Малуэ сообщил главным участникам роялистской партии план, составленный на совещаниях с Барнавом. Вот в чем он состоял: Малуэ должен взойти на трибуну и в сильной, аргументированной речи напасть на все недостатки конституции; он должен указать, что если эти недостатки не будут исправлены Собранием прежде представления конституции королю и народу для присяги, то присягать будут анархии. Триста членов правой стороны должны рукоплесканиями поддержать своего оратора. Тогда Барнав произнесет внешне раздраженную речь, в которой отомстит за конституцию, возразив Малуэ, но признает вместе с тем, что эта конституция, составленная под влиянием пламенного революционного энтузиазма и при чрезвычайно смутных обстоятельствах, являет несовершенство в некоторых своих частях, что мудрость Собрания может исправить эти недостатки и что в числе других улучшений, желательных для конституции, не худо коснуться двух или трех параграфов, неудовлетворительно определяющих функции исполнительной и законодательной власти. Друзья Барнава, Ламетов и Дюпора, а также все члены левой стороны, за исключением Робеспьера, Петиона, Бюзо и республиканцев, шумно одобрят оратора. Немедленно назначат комиссию для пересмотра названых параграфов. Эта комиссия представит свой доклад до конца законодательного периода, и триста голосов Малуэ, соединившись с конституционными голосами Барнава, обеспечат большинство монархическим поправкам, которые восстановят королевскую власть.

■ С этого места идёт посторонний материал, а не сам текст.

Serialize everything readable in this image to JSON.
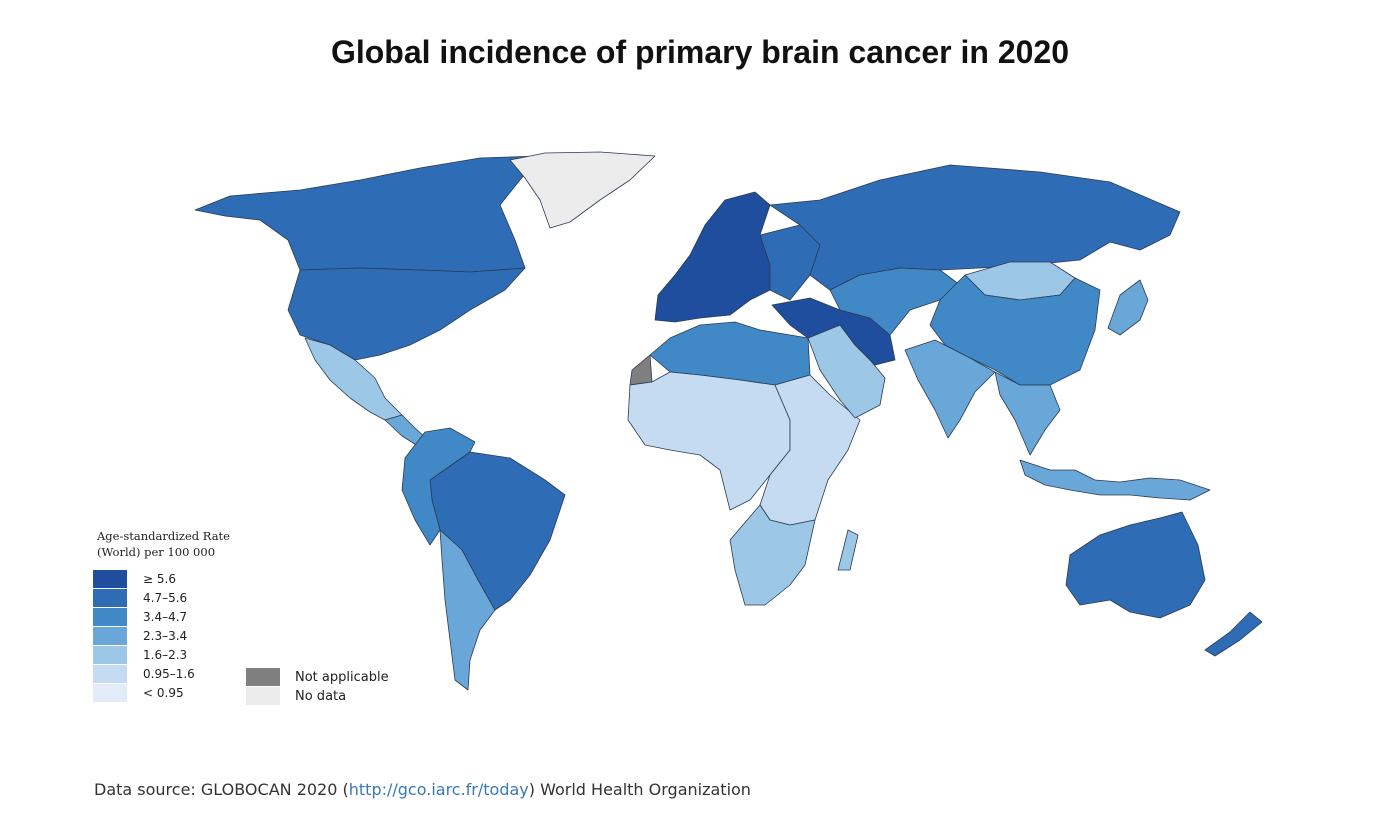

Но члены правой стороны единодушно отказались содействовать этому плану. «Исправлять конституцию — значит давать санкцию мятежу. Присоединяться к мятежникам — значит самим сделаться мятежниками. Восстанавливать королевское достоинство руками какого-нибудь Барнава — значит унизить короля до признания мятежниками. Надежды роялистов еще не так низко пали, чтобы им оставалось только сыграть роль в комедии революционеров. Король находится в Тюильри, но королевского достоинства там нет: оно в Кобленце[10], оно на всех европейских тронах. Монархии солидарны между собой; они сумеют восстановить французский трон и без соглашения с людьми, которые его ниспровергли».

Так рассуждали члены правой стороны. Злоба и жажда мщения перекрывали доступ соображениям умеренности и благоразумия, и монархия не могла двигаться к катастрофе с большей последовательностью, чем с той, которую ей обеспечивали друзья, а вовсе не враги.

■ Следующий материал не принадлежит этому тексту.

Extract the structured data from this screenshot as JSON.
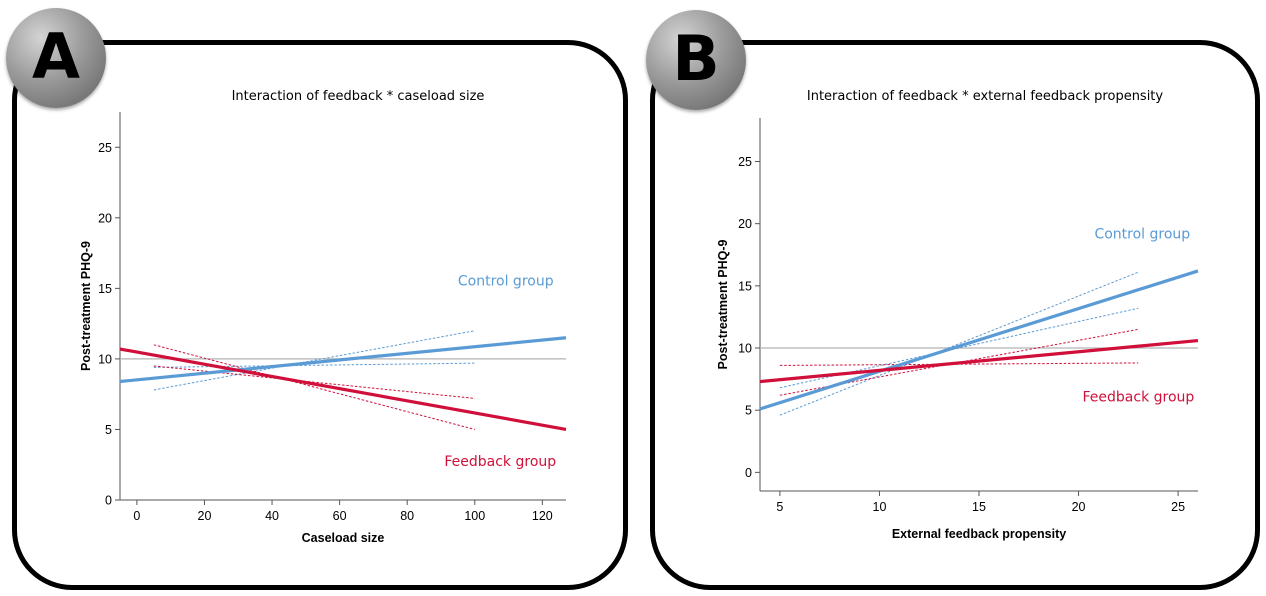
{
  "colors": {
    "control": "#5b9bd5",
    "feedback": "#d0103a",
    "reference": "#b3b3b3",
    "axis": "#555555"
  },
  "chart_data": [
    {
      "panel_letter": "A",
      "type": "line",
      "title": "Interaction of feedback * caseload size",
      "xlabel": "Caseload size",
      "ylabel": "Post-treatment PHQ-9",
      "xlim": [
        -5,
        127
      ],
      "ylim": [
        0,
        27.5
      ],
      "xticks": [
        0,
        20,
        40,
        60,
        80,
        100,
        120
      ],
      "yticks": [
        0,
        5,
        10,
        15,
        20,
        25
      ],
      "reference_line_y": 10,
      "series": [
        {
          "name": "Control group",
          "role": "control",
          "x": [
            -5,
            127
          ],
          "y": [
            8.4,
            11.5
          ],
          "ci_lower": {
            "x": [
              5,
              100
            ],
            "y": [
              9.4,
              9.7
            ]
          },
          "ci_upper": {
            "x": [
              5,
              100
            ],
            "y": [
              7.8,
              12.0
            ]
          }
        },
        {
          "name": "Feedback group",
          "role": "feedback",
          "x": [
            -5,
            127
          ],
          "y": [
            10.7,
            5.0
          ],
          "ci_lower": {
            "x": [
              5,
              100
            ],
            "y": [
              11.0,
              5.0
            ]
          },
          "ci_upper": {
            "x": [
              5,
              100
            ],
            "y": [
              9.5,
              7.2
            ]
          }
        }
      ],
      "annotations": [
        {
          "text": "Control group",
          "role": "control",
          "x": 95,
          "y": 15.2
        },
        {
          "text": "Feedback group",
          "role": "feedback",
          "x": 91,
          "y": 2.4
        }
      ]
    },
    {
      "panel_letter": "B",
      "type": "line",
      "title": "Interaction of feedback * external feedback propensity",
      "xlabel": "External feedback propensity",
      "ylabel": "Post-treatment PHQ-9",
      "xlim": [
        4,
        26
      ],
      "ylim": [
        -1.5,
        28.5
      ],
      "xticks": [
        5,
        10,
        15,
        20,
        25
      ],
      "yticks": [
        0,
        5,
        10,
        15,
        20,
        25
      ],
      "reference_line_y": 10,
      "series": [
        {
          "name": "Control group",
          "role": "control",
          "x": [
            4,
            26
          ],
          "y": [
            5.1,
            16.2
          ],
          "ci_lower": {
            "x": [
              5,
              23
            ],
            "y": [
              4.6,
              16.1
            ]
          },
          "ci_upper": {
            "x": [
              5,
              23
            ],
            "y": [
              6.8,
              13.2
            ]
          }
        },
        {
          "name": "Feedback group",
          "role": "feedback",
          "x": [
            4,
            26
          ],
          "y": [
            7.3,
            10.6
          ],
          "ci_lower": {
            "x": [
              5,
              23
            ],
            "y": [
              8.6,
              8.8
            ]
          },
          "ci_upper": {
            "x": [
              5,
              23
            ],
            "y": [
              6.2,
              11.5
            ]
          }
        }
      ],
      "annotations": [
        {
          "text": "Control group",
          "role": "control",
          "x": 20.8,
          "y": 18.8
        },
        {
          "text": "Feedback group",
          "role": "feedback",
          "x": 20.2,
          "y": 5.7
        }
      ]
    }
  ]
}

Пока плененный король вел двойные переговоры — со своими братьями-эмигрантами (чтобы выяснить степень заинтересованности иностранных держав) и с Барнавом (касательно попыток одолеть Собрание), — последнее само теряло власть: революционный дух, выйдя из стен, в которых не оставалось для него больше надежды, воодушевил клубы и муниципалитеты и веял над выборами. Собрание совершило большую ошибку, объявив запрет на перевыборы своих членов в будущее Законодательное собрание.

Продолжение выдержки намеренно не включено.